At this point, individuals may be enrolled in more comprehensive medical coverage as they have a greater likelihood of using their benefits. Also, if expanding their families, the comprehensive coverage will help protect families as well. It's not uncommon that the start of a family comes with the purchase of a home, so homeowners insurance becomes an option.
It's also no secret that children can be accident prone. One study suggests a third of all fall-related visits to the hospital emergency room are from children younger than 14. Thus, an accident policy which protects an individual and his or her family may be something to consider.
Simply from the standpoint of age, the likelihood of a critical illness may increase the need for protection against the staggering costs for treatment and recovery. As for people in their middle years considering their options for protection, looking more closely at a critical illness policy will often be worth considering.

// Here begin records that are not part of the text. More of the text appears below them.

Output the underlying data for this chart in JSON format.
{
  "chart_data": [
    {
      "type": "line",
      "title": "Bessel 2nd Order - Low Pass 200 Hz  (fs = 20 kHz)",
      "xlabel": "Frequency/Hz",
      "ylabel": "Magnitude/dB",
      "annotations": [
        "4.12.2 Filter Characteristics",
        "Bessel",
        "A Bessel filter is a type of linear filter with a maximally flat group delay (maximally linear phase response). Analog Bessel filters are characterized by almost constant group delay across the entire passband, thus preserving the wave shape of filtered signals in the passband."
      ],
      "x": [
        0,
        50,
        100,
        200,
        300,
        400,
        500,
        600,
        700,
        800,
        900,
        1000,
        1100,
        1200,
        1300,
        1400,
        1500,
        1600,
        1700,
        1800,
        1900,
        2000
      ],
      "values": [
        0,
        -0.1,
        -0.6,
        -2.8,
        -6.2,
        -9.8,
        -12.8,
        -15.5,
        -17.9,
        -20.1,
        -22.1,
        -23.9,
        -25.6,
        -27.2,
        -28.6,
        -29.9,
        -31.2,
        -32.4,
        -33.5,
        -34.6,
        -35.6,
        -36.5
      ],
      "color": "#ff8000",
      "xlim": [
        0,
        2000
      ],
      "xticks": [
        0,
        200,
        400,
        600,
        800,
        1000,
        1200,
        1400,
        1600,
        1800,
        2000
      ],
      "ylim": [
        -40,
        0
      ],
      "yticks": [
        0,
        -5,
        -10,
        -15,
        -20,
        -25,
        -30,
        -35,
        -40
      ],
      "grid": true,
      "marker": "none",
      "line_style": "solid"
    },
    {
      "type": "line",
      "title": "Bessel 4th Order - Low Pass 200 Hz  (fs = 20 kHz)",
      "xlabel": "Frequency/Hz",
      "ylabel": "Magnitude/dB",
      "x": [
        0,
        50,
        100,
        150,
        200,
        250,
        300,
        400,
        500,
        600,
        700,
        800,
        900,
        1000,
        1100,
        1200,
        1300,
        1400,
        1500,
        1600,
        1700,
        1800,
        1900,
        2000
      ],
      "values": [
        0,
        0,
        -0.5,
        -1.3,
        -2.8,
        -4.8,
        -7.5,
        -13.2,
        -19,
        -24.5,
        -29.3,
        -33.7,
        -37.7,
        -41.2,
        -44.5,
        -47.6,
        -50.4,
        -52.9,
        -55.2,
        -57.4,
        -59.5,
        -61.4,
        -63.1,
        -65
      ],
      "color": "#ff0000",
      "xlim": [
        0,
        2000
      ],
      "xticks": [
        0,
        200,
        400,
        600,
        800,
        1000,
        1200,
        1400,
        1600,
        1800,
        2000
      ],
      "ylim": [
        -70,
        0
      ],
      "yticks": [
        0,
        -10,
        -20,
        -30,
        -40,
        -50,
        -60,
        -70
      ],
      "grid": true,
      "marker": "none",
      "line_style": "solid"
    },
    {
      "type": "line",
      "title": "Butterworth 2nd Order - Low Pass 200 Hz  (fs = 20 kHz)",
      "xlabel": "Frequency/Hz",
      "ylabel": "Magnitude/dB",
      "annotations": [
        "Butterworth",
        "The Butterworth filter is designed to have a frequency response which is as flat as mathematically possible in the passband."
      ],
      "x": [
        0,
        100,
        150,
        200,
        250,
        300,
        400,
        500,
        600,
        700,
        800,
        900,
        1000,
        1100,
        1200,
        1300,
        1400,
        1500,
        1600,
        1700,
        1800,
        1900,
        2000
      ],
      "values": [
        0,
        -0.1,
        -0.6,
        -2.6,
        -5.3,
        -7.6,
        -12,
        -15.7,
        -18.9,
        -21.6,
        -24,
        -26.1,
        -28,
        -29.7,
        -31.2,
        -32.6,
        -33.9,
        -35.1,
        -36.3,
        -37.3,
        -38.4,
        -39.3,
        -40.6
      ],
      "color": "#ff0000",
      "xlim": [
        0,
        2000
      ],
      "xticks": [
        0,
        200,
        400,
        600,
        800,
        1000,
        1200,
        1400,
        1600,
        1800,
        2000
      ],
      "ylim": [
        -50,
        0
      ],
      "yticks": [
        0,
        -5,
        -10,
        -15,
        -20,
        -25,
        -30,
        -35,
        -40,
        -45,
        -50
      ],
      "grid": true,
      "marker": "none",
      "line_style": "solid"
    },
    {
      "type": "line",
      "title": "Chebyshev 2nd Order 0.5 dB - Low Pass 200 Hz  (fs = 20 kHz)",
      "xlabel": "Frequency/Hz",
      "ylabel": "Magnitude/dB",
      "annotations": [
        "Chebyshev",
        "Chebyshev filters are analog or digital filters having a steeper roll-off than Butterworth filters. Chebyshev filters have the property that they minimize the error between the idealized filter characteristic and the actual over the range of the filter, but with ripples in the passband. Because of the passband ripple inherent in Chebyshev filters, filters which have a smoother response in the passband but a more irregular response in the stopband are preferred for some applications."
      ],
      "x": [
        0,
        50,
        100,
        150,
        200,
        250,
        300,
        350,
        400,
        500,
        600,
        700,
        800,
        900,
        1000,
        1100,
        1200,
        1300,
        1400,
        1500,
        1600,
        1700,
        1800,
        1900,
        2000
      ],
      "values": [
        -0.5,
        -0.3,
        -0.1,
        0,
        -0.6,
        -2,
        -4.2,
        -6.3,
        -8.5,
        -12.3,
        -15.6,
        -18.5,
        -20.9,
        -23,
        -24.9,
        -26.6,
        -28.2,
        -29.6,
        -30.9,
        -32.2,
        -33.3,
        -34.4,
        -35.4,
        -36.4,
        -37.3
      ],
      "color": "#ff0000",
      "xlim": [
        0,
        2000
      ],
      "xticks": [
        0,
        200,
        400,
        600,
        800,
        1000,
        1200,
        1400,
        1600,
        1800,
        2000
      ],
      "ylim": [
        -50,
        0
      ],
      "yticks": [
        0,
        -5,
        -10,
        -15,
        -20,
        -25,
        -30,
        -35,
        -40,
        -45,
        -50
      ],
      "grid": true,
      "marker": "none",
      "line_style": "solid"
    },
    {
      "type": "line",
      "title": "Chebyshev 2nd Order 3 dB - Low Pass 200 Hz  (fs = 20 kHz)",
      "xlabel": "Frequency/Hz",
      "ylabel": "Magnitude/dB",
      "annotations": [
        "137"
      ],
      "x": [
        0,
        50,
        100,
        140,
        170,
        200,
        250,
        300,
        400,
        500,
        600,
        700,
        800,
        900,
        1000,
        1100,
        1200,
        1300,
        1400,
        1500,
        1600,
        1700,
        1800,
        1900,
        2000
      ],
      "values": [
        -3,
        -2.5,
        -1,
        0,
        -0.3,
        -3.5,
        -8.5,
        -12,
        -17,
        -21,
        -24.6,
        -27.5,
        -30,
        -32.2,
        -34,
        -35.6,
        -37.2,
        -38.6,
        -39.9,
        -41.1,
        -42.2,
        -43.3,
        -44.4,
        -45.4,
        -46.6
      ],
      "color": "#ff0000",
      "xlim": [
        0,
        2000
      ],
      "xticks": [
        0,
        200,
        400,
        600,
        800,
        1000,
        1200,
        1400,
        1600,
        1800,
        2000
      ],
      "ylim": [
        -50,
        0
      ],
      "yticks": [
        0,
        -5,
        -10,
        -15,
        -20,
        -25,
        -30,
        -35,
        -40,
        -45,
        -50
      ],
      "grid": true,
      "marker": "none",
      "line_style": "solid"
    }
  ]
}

While not everyone will be married or have children, for those who fit this demographic, the need for life insurance may be increased. Marriage and children mean that individuals have dependents and life insurance provides security for those dependents should anything happen to them. Many don't want to jeopardize their homes, their children's educational futures or their family's way of life if they aren't around to help provide for them.
A combination of short- and long-term life insurance policies may be something to consider to help account for the heightened responsibilities that people face at this age. In addition to life insurance, many may start thinking about long-term care coverage. This financial tool can sometimes be coupled with life insurance and be an incredible asset which grows over time. This is especially true when coupled with a voluntary discount legal program, which is useful for drafting a will or estate planning. These are other ways individuals can plan for their families' future security and financial protection.
Employees' middle years are often their prime working years and, as such, disability insurance takes on greater importance. A person's income is his or her most valuable asset, and it's difficult to predict the length of any disability. That's why using a mix of coverages that can account for disabilities, whether employees are out of work for short and long periods, can help mitigate financial risks.